Newly released documents reveal that Virginia’s George Mason University allowed conservative donors to influence hiring decisions in exchange for financial donations.
The documents — donor agreements between the university and the Charles Koch Foundation — detail deals in which the foundation would set up endowed professorships at the university, retaining the right to select two out of five members on the hiring committee for those positions, according to The Associated Press.
The foundation also had the right to appoint members to advisory boards to recommend faculty firings.
University President Angel Cabrera addressed the documents in a letter to faculty on Friday, saying that the deals “fall short of the standards of academic independence I expect any gift to meet.”
Cabrera has said in the past that the university does not accept gifts if donors seek to decide hirings and firings, according to the AP, and told the outlet in 2016 that the Koch donations do not affect the university’s academic independence.
The documents were released after a former student requested them through a Freedom of Information Act request.

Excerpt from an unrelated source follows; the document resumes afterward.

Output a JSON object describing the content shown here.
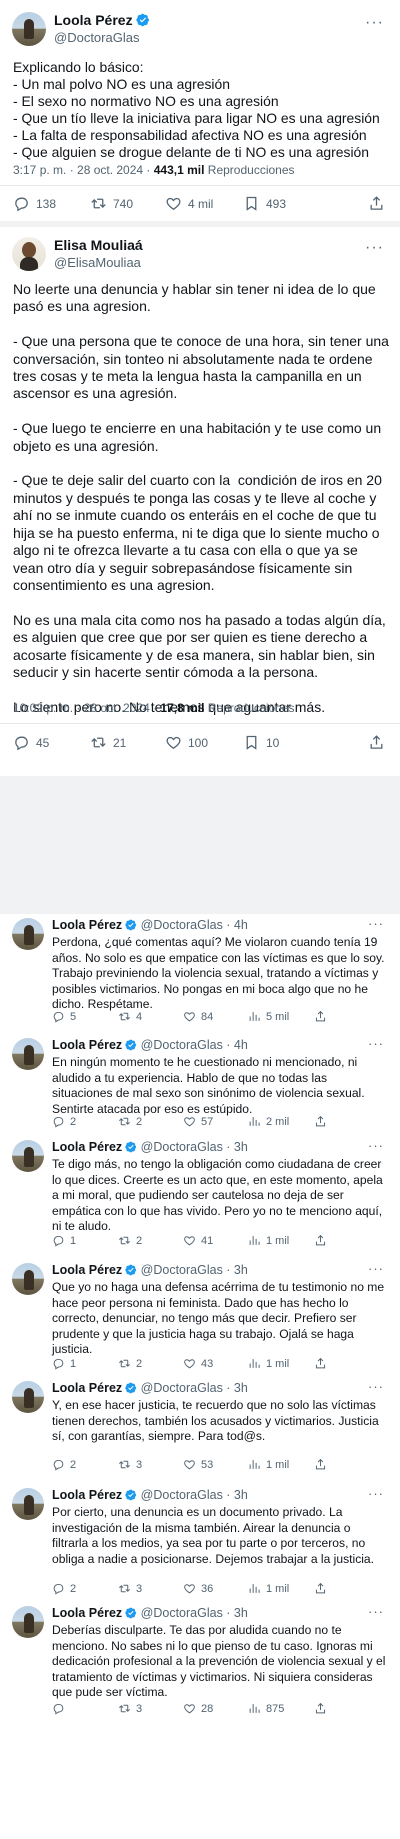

The student, Samantha Parsons, who works for activist group UnKoch My Campus, told the AP that the George Mason deals are similar to those the group has addressed at other universities, such as Florida State University in 2008.

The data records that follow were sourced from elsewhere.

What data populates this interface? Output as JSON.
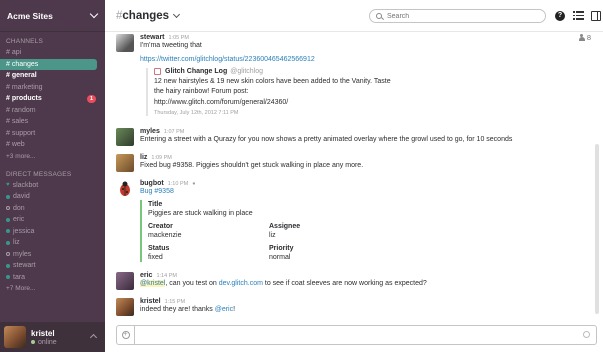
{
  "team": {
    "name": "Acme Sites"
  },
  "sidebar": {
    "channels_header": "CHANNELS",
    "channels": [
      {
        "label": "# api",
        "state": "normal"
      },
      {
        "label": "# changes",
        "state": "active"
      },
      {
        "label": "# general",
        "state": "unread"
      },
      {
        "label": "# marketing",
        "state": "normal"
      },
      {
        "label": "# products",
        "state": "unread",
        "badge": "1"
      },
      {
        "label": "# random",
        "state": "normal"
      },
      {
        "label": "# sales",
        "state": "normal"
      },
      {
        "label": "# support",
        "state": "normal"
      },
      {
        "label": "# web",
        "state": "normal"
      }
    ],
    "channels_more": "+3 more...",
    "dm_header": "DIRECT MESSAGES",
    "dms": [
      {
        "label": "slackbot",
        "status": "bot"
      },
      {
        "label": "david",
        "status": "online"
      },
      {
        "label": "don",
        "status": "away"
      },
      {
        "label": "eric",
        "status": "online"
      },
      {
        "label": "jessica",
        "status": "online"
      },
      {
        "label": "liz",
        "status": "online"
      },
      {
        "label": "myles",
        "status": "away"
      },
      {
        "label": "stewart",
        "status": "online"
      },
      {
        "label": "tara",
        "status": "online"
      }
    ],
    "dm_more": "+7 More...",
    "user": {
      "name": "kristel",
      "status": "online"
    }
  },
  "header": {
    "channel": "changes",
    "search_placeholder": "Search",
    "help": "?",
    "member_count": "8"
  },
  "colors": {
    "sidebar_bg": "#4d394b",
    "active_channel": "#4c9689",
    "badge": "#eb4d5c",
    "link": "#2a80b9",
    "bug_card_border": "#78c57c"
  },
  "messages": {
    "m1": {
      "name": "stewart",
      "time": "1:05 PM",
      "text": "I'm'ma tweeting that",
      "link": "https://twitter.com/glitchlog/status/223600465462566912",
      "att_title": "Glitch Change Log",
      "att_handle": "@glitchlog",
      "att_text1": "12 new hairstyles & 19 new skin colors have been added to the Vanity. Taste",
      "att_text2": "the hairy rainbow! Forum post:",
      "att_link": "http://www.glitch.com/forum/general/24360/",
      "att_foot": "Thursday, July 12th, 2012 7:11 PM"
    },
    "m2": {
      "name": "myles",
      "time": "1:07 PM",
      "text": "Entering a street with a Qurazy for you now shows a pretty animated overlay where the growl used to go, for 10 seconds"
    },
    "m3": {
      "name": "liz",
      "time": "1:09 PM",
      "text": "Fixed bug #9358. Piggies shouldn't get stuck walking in place any more."
    },
    "m4": {
      "name": "bugbot",
      "time": "1:10 PM",
      "badge": "●",
      "link": "Bug #9358",
      "title_label": "Title",
      "title_value": "Piggies are stuck walking in place",
      "creator_label": "Creator",
      "creator_value": "mackenzie",
      "assignee_label": "Assignee",
      "assignee_value": "liz",
      "status_label": "Status",
      "status_value": "fixed",
      "priority_label": "Priority",
      "priority_value": "normal"
    },
    "m5": {
      "name": "eric",
      "time": "1:14 PM",
      "mention": "@kristel",
      "text_a": ", can you test on ",
      "link": "dev.glitch.com",
      "text_b": " to see if coat sleeves are now working as expected?"
    },
    "m6": {
      "name": "kristel",
      "time": "1:15 PM",
      "text_a": "indeed they are! thanks ",
      "mention": "@eric",
      "text_b": "!"
    }
  },
  "composer": {
    "placeholder": "",
    "plus": "+"
  }
}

“The faculty is supposed to have the independence to choose the best-qualified candidate,” she told the AP.
The foundation said in a statement that the agreements are “old and inactive,” and that newer donation deals do not have the same provisions, according to the AP.
The group has also released documents revealing new details about the university’s decision to rename its law school after late Supreme Court Justice Antonin Scalia. The naming of the school had been connected to a $10 million donation from the Koch Foundation.